Unveiling the Revolutionary Architecture behind LLMs - "Attention is all you need"

Paper that changed the trajectory of language AI forever

Mar 17, 2024

👋 Hi, this is Sagar with this week’s edition of the Mindful Matrix newsletter. Today, I’m going to discuss the foundational concepts originating from the famous paper "Attention Is All You Need", which has inspired the development of today's cutting-edge Large Language Models (LLMs), including ChatGPT. This edition extends beyond the usual length of my other editions.
If you find the post helpful, please share it with your friends and coworkers who are interested in learning about the underlying architecture and key concepts behind today’s state-of-the-art LLMs. Enjoy!

The world of language AI has undergone a revolutionary transformation with the advent of models like ChatGPT. Central to this revolution is the Transformer model, a term represented by the "T" in GPT, signifying its foundational role in the development of Large Language Models (LLMs). 7 years after its introduction, Transformer remains the backbone of modern Natural Language Processing(NLP).

The Genesis of Transformers

The journey of Transformers began in 2017 when Google researchers unveiled a groundbreaking paper titled "Attention Is All You Need". This paper introduced the Transformer architecture, which led to the Large Language Model (LLMs) revolution that we witness today. At the heart of this architecture lies the attention mechanism.

Before Transformers: The Evolution of Language Models

In the simplest term, language models function as probability distributions over sequences of words, learning these probabilities from a vast corpus of text. The core idea of language modelling is to understand the structure and patterns within language. By modeling the relationships between words (tokens) in a sentence, we can capture the context and meaning of the text.

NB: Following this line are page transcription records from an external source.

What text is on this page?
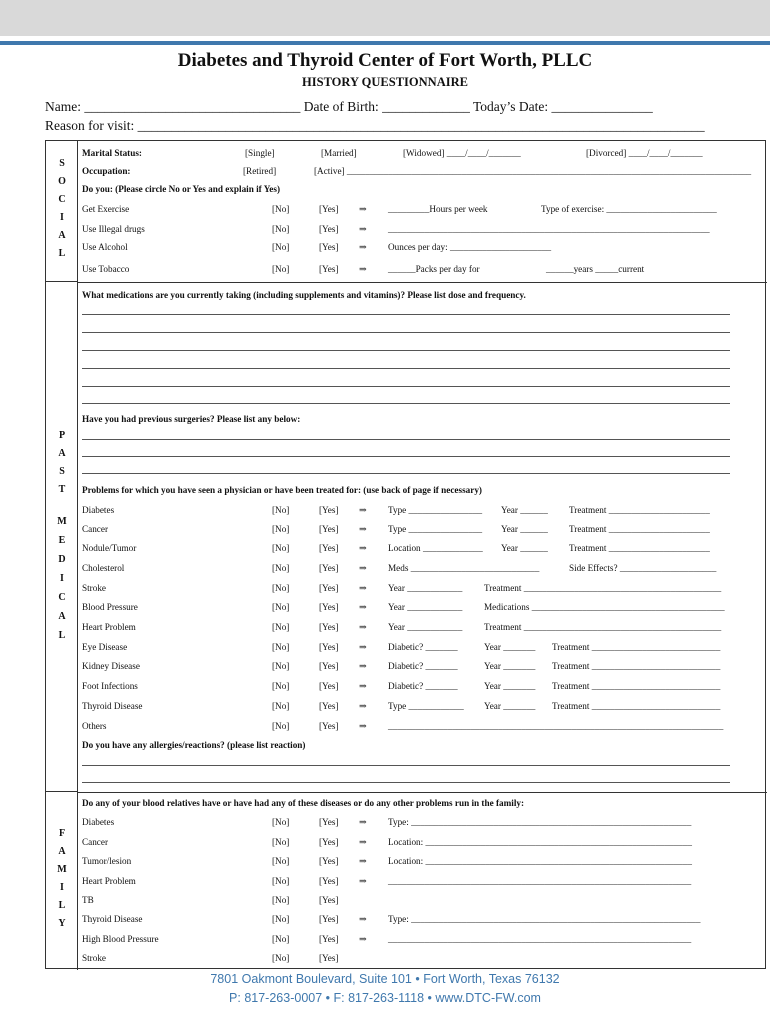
Diabetes and Thyroid Center of Fort Worth, PLLC
HISTORY QUESTIONNAIRE
Name: ________________________________ Date of Birth: _____________ Today’s Date: _______________
Reason for visit: ____________________________________________________________________________________
S
O
C
I
A
L
Marital Status:	[Single]	[Married]	[Widowed] ____/____/_______	[Divorced] ____/____/_______
Occupation:	[Retired]	[Active] ________________________________________________________________________________________
Do you: (Please circle No or Yes and explain if Yes)
Get Exercise	[No]	[Yes] ⇒ _________Hours per week	Type of exercise: ________________________
Use Illegal drugs	[No]	[Yes] ⇒ ______________________________________________________________________
Use Alcohol	[No]	[Yes] ⇒ Ounces per day: ______________________
Use Tobacco	[No]	[Yes] ⇒ ______Packs per day for	______years _____current
P
A
S
T
M
E
D
I
C
A
L
What medications are you currently taking (including supplements and vitamins)? Please list dose and frequency.
Have you had previous surgeries? Please list any below:
Problems for which you have seen a physician or have been treated for: (use back of page if necessary)
Diabetes	[No]	[Yes] ⇒ Type ________________ Year ______ Treatment ______________________
Cancer	[No]	[Yes] ⇒ Type ________________ Year ______ Treatment ______________________
Nodule/Tumor	[No]	[Yes] ⇒ Location _____________ Year ______ Treatment ______________________
Cholesterol	[No]	[Yes] ⇒ Meds ____________________________	Side Effects? _____________________
Stroke	[No]	[Yes] ⇒ Year ____________ Treatment ___________________________________________
Blood Pressure	[No]	[Yes] ⇒ Year ____________ Medications __________________________________________
Heart Problem	[No]	[Yes] ⇒ Year ____________ Treatment ___________________________________________
Eye Disease	[No]	[Yes] ⇒ Diabetic? _______	Year _______ Treatment ____________________________
Kidney Disease	[No]	[Yes] ⇒ Diabetic? _______	Year _______ Treatment ____________________________
Foot Infections	[No]	[Yes] ⇒ Diabetic? _______	Year _______ Treatment ____________________________
Thyroid Disease	[No]	[Yes] ⇒ Type ____________ Year _______ Treatment ____________________________
Others	[No]	[Yes] ⇒ _________________________________________________________________________
Do you have any allergies/reactions? (please list reaction)
F
A
M
I
L
Y
Do any of your blood relatives have or have had any of these diseases or do any other problems run in the family:
Diabetes	[No]	[Yes] ⇒ Type: _____________________________________________________________
Cancer	[No]	[Yes] ⇒ Location: __________________________________________________________
Tumor/lesion	[No]	[Yes] ⇒ Location: __________________________________________________________
Heart Problem	[No]	[Yes] ⇒ __________________________________________________________________
TB	[No]	[Yes]
Thyroid Disease	[No]	[Yes] ⇒ Type: _______________________________________________________________
High Blood Pressure	[No]	[Yes] ⇒ __________________________________________________________________
Stroke	[No]	[Yes]
7801 Oakmont Boulevard, Suite 101 • Fort Worth, Texas 76132
P: 817-263-0007 • F: 817-263-1118 • www.DTC-FW.com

Prior to the Transformer, nearly all language models used recurrent neural networks (RNNs). RNNs process a sentence word-by-word in order. They have short-term memory about what they've just seen and struggle to link concepts that are far apart. That's why tasks like generating a story or article were very difficult for them. This approach had a core constraint: its sequential nature and short-term memory.

The Transformer Architecture and Self-Attention

In NLP, words are represented as vectors(a sequence of numbers) to encode meaning, where similar words have closely related vectors, encapsulating both simple and complex ideas. If we just have a vector for each word it will be insufficient. For ex. does the word "bank" mean the edge of a river or a place to store money? Is it a noun or a verb? In order to figure out the correct vector for a particular instance of this word, we need to take into account its context.

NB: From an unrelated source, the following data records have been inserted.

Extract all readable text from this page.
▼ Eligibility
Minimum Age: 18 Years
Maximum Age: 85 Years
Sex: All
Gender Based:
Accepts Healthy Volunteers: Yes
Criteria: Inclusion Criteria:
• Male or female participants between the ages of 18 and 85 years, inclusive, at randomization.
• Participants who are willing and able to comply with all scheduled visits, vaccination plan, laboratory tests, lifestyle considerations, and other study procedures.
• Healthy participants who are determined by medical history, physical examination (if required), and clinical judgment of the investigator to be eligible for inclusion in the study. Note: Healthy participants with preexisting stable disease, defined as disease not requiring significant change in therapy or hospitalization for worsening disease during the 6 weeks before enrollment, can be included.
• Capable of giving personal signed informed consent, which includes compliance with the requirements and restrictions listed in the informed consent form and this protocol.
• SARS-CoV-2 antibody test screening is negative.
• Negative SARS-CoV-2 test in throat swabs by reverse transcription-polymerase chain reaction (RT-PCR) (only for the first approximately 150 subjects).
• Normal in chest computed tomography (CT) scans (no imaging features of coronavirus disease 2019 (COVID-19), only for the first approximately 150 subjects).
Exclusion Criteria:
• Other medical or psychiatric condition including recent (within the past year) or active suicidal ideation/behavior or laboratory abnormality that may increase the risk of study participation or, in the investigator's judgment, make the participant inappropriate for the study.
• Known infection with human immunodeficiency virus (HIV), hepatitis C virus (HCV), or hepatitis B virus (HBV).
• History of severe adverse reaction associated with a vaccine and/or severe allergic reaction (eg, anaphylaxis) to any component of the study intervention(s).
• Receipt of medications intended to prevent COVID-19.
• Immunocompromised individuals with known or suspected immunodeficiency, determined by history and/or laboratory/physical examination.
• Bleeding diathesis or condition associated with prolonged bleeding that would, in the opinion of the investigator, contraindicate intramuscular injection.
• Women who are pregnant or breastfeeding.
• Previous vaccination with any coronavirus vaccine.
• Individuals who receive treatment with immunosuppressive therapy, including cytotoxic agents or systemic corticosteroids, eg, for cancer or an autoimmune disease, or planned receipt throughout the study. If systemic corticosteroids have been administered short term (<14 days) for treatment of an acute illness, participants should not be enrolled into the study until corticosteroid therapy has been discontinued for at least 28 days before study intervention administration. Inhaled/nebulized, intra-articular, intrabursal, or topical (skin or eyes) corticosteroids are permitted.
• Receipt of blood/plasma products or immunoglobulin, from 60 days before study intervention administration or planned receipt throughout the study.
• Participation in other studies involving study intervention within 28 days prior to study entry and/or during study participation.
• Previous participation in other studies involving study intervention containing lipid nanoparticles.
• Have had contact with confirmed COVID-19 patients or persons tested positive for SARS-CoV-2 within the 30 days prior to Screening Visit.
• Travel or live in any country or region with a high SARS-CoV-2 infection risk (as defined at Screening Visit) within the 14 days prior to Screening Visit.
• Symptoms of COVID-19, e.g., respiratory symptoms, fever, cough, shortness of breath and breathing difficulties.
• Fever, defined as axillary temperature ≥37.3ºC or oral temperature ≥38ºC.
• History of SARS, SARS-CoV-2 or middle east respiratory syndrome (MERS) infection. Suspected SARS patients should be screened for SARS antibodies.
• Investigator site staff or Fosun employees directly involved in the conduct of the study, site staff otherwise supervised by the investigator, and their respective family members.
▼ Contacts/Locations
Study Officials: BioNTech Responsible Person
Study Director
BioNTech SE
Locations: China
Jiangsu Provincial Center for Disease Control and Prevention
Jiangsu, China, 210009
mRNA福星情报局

A natural idea might be to look at the words next to it. This works okay, but it's not the best. In the sentence "I needed some money so I got in my car and took a drive down to the bank", the word that really tells me the most about "bank" is "money", even though its far away in the sentence. What I really want is to find informative words based on their meaning. This is what Transformers and attention are for.

The Transformer model revolutionizes sequence processing through its non-sequential architecture, leveraging self-attention to analyze and understand the relationships between words in a sentence simultaneously. This relationship is not just about the semantic similarity of words, but also about their grammatical and contextual relationships in the given sentence.

Transformer architecture introduced in the 2017 paper by Google researchers

High level components of Transformer:

1. Input Embedding and Positional Encoding : The input text is tokenized into a sequence of words or subword units. Each token is converted into a numerical embedding vector. Embedding is a meaningful representation of each token (roughly a word) using a bunch of numbers. This embedding is what we provide as an input to our language models. Positional encoding is added to the embeddings to incorporate the order of tokens in the sequence (More on this Positional encoding later).

2. Encoder: The encoder consists of multiple identical layers, each containing a multi-headed self-attention mechanism and a feed-forward neural network. The self-attention mechanism allows each token to attend to other tokens in the input sequence, capturing dependencies and relationships between different parts of the text. The output of the encoder is a sequence of vectors representing the encoded input text. Note that the embedding only happens in the bottom-most encoder. Bottom most encoder would receive word embeddings, but in other encoders, it would be the output of the encoder that’s directly below.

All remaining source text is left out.